Молодой парень, впрочем, не младше меня нынешнего, опрокинул стопку в грамм сто водки и сразу же откусил вяленой буженины, что на вилочке заботливо предоставила парню Прасковья. Тот откусил, а эта «светская львица» хоп себе в рот остаток — и давай жевать да причмокивать. Стыдоба, да и только. А ведь проходила инструктаж перед тем, как пойти в ресторацию.
Да, мы были в ресторации гостиницы «Морица». Это один из самых престижных, вероятно все же, лучший ресторан Екатеринослава. Да и гостиница весьма ценилась. Были у меня сперва намерения поселиться именно здесь. Уверен, что прежний я, даже с учетом крайне истощенного финансового ресурса, коим я обладал по приезду в город, все равно заплатил бы баснословные деньги, но остался в «Морице». Но нет. Мне нужно было было меньше привлекать внимание, а тут не обошлось бы и без ресторана каждый день. А как было бы отказать какому офицеру, стремящемуся в Одессу или Яссы, где происходила концентрация русской армии.
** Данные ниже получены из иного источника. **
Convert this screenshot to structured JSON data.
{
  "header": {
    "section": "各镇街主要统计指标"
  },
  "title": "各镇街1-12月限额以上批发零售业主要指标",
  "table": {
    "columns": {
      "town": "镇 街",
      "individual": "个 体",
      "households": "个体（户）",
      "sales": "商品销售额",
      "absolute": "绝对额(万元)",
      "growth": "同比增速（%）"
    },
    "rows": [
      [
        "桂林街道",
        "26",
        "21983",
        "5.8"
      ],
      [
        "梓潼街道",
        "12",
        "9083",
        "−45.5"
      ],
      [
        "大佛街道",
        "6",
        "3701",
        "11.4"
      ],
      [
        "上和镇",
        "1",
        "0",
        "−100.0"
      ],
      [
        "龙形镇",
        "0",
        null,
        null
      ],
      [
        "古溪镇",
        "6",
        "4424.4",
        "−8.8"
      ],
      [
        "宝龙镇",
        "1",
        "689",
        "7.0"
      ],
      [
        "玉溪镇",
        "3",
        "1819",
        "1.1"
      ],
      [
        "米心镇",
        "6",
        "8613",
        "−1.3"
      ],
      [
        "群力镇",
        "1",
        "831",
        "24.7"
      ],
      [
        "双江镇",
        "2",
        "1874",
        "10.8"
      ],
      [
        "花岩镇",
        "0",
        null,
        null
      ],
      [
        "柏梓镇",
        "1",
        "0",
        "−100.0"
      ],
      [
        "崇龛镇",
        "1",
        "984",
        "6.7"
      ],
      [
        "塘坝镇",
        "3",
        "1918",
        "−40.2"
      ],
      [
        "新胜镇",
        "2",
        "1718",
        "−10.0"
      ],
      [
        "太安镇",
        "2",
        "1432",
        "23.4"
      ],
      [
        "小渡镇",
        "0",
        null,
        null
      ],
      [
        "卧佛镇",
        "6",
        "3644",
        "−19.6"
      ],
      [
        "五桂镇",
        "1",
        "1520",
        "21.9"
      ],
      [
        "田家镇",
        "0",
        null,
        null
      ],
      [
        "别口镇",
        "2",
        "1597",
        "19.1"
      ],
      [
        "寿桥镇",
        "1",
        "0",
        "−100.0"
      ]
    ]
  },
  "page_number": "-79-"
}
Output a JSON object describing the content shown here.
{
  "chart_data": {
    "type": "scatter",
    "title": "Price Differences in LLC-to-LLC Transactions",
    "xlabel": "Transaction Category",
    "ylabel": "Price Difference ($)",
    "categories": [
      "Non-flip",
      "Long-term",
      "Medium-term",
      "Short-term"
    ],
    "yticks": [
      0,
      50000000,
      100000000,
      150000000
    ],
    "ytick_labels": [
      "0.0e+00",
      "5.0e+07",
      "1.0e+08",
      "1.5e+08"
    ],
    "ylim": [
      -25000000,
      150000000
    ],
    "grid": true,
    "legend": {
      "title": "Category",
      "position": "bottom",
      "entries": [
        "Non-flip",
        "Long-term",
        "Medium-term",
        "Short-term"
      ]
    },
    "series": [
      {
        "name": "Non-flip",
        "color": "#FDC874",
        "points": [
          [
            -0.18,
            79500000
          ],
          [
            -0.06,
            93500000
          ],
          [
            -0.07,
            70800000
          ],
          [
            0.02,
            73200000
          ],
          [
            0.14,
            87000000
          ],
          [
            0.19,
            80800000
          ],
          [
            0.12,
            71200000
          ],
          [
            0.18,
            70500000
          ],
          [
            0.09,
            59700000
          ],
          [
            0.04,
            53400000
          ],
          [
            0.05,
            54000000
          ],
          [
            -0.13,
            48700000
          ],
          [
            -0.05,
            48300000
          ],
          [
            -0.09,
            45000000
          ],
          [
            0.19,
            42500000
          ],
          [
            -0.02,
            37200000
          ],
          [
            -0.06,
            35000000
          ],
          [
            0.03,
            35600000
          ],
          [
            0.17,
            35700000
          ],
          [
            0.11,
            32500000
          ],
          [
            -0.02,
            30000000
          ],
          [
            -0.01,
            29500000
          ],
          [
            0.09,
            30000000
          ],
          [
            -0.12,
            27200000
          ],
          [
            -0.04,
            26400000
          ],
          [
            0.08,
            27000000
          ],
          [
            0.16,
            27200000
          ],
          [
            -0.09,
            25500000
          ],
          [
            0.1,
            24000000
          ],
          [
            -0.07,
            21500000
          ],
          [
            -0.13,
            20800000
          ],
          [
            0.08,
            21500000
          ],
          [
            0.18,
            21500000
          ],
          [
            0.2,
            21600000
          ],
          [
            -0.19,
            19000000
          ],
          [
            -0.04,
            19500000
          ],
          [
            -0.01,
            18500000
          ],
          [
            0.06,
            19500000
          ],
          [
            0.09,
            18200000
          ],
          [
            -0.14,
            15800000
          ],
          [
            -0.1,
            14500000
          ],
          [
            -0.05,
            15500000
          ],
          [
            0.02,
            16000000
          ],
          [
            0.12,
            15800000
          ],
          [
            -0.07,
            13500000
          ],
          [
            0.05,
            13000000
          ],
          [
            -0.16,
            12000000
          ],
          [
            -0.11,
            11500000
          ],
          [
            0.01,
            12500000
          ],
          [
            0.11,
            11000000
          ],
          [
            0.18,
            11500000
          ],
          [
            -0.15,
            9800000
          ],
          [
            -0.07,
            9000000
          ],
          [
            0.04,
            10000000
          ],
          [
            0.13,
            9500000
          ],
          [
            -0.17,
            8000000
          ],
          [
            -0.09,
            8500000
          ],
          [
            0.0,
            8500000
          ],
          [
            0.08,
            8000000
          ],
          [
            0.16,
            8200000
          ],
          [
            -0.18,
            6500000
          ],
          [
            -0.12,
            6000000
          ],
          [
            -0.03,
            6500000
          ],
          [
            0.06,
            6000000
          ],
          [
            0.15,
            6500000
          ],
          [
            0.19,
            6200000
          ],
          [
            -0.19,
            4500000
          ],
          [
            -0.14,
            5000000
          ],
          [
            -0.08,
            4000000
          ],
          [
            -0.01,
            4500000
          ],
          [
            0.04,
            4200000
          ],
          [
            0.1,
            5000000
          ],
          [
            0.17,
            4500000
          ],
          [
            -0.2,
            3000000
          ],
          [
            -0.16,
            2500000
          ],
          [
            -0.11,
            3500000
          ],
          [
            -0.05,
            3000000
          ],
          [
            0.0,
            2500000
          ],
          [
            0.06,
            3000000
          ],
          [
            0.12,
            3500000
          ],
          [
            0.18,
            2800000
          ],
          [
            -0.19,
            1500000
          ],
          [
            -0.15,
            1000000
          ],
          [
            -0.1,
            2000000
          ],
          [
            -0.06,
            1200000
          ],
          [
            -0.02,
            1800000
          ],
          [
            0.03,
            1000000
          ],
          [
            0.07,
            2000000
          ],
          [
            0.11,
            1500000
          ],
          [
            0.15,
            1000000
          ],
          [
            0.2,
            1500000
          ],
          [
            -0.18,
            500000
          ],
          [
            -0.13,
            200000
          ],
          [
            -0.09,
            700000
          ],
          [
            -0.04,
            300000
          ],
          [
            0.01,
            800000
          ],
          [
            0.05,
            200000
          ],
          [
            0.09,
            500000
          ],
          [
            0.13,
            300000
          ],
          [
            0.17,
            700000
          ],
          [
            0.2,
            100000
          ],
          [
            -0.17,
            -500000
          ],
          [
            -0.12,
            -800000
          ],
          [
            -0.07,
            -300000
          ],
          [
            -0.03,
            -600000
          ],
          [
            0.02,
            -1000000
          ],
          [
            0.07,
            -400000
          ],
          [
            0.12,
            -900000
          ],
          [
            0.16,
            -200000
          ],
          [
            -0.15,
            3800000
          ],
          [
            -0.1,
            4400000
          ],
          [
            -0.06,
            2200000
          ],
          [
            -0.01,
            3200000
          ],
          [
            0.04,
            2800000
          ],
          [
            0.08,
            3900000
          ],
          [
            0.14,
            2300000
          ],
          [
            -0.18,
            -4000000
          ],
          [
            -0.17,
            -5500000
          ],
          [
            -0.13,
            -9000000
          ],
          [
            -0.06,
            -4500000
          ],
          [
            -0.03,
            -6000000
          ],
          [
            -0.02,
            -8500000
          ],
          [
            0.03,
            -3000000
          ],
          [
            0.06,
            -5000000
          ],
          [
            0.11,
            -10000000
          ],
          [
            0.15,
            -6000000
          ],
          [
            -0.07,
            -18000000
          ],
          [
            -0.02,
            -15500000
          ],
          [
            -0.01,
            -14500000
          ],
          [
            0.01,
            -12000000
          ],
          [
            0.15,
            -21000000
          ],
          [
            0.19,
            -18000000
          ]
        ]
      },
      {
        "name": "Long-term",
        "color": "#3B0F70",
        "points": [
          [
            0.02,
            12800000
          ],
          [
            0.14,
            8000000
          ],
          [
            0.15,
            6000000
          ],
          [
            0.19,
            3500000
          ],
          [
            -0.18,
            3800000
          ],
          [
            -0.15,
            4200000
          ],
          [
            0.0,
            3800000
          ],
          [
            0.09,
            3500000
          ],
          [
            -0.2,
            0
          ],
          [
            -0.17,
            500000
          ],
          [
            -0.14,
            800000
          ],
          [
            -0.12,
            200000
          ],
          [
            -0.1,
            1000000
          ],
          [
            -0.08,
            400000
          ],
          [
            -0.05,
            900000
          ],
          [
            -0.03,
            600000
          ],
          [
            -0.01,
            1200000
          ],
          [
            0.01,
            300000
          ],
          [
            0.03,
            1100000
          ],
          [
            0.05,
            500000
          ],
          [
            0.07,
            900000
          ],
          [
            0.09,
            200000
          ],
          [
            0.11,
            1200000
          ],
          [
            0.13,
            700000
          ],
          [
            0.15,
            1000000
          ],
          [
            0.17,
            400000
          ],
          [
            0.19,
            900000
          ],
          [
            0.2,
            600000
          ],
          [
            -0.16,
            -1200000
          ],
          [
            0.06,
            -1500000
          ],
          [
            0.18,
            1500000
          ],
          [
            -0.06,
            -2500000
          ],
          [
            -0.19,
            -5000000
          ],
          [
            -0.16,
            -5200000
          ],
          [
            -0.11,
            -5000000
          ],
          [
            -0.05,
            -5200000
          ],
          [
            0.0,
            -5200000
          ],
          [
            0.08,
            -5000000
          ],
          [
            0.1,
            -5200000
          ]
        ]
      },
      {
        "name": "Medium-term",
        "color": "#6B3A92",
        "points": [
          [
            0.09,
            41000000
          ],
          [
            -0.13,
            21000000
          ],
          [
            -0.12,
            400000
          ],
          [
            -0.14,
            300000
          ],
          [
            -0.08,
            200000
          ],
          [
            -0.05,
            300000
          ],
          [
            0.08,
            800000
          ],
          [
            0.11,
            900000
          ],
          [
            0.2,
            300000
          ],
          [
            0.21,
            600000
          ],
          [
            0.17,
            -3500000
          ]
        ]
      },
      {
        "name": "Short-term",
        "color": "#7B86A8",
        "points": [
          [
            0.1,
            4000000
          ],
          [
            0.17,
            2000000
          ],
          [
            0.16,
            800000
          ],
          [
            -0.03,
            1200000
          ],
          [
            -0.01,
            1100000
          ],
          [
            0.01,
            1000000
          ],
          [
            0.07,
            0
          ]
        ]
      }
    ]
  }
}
Начала хождение, как некоторые писали в газетах, революционная чума европейская. Вот государь и озаботился тем, чтобы не допустить «заразу» в Россию. Из послезнания я мог почерпнуть, что уже скоро русские войска придут на помощь правящему дому Габсбургов и подавят национальное движение в Венгрии. А нам, России, злом отплатят за «предобрейшее». Ну да ладно, решить бы свои проблемы, а после… Другие свои проблемы. Вот потом и посмотрим, как сослужить службу России: товарами какими или еще чем.
— Увольте, Алексей Петрович, но подобного же никто и не делал, — отнекивался от моего предложения Хвастовский.
— Не хочется быть первым? И разве мала плата за это? — спросил я.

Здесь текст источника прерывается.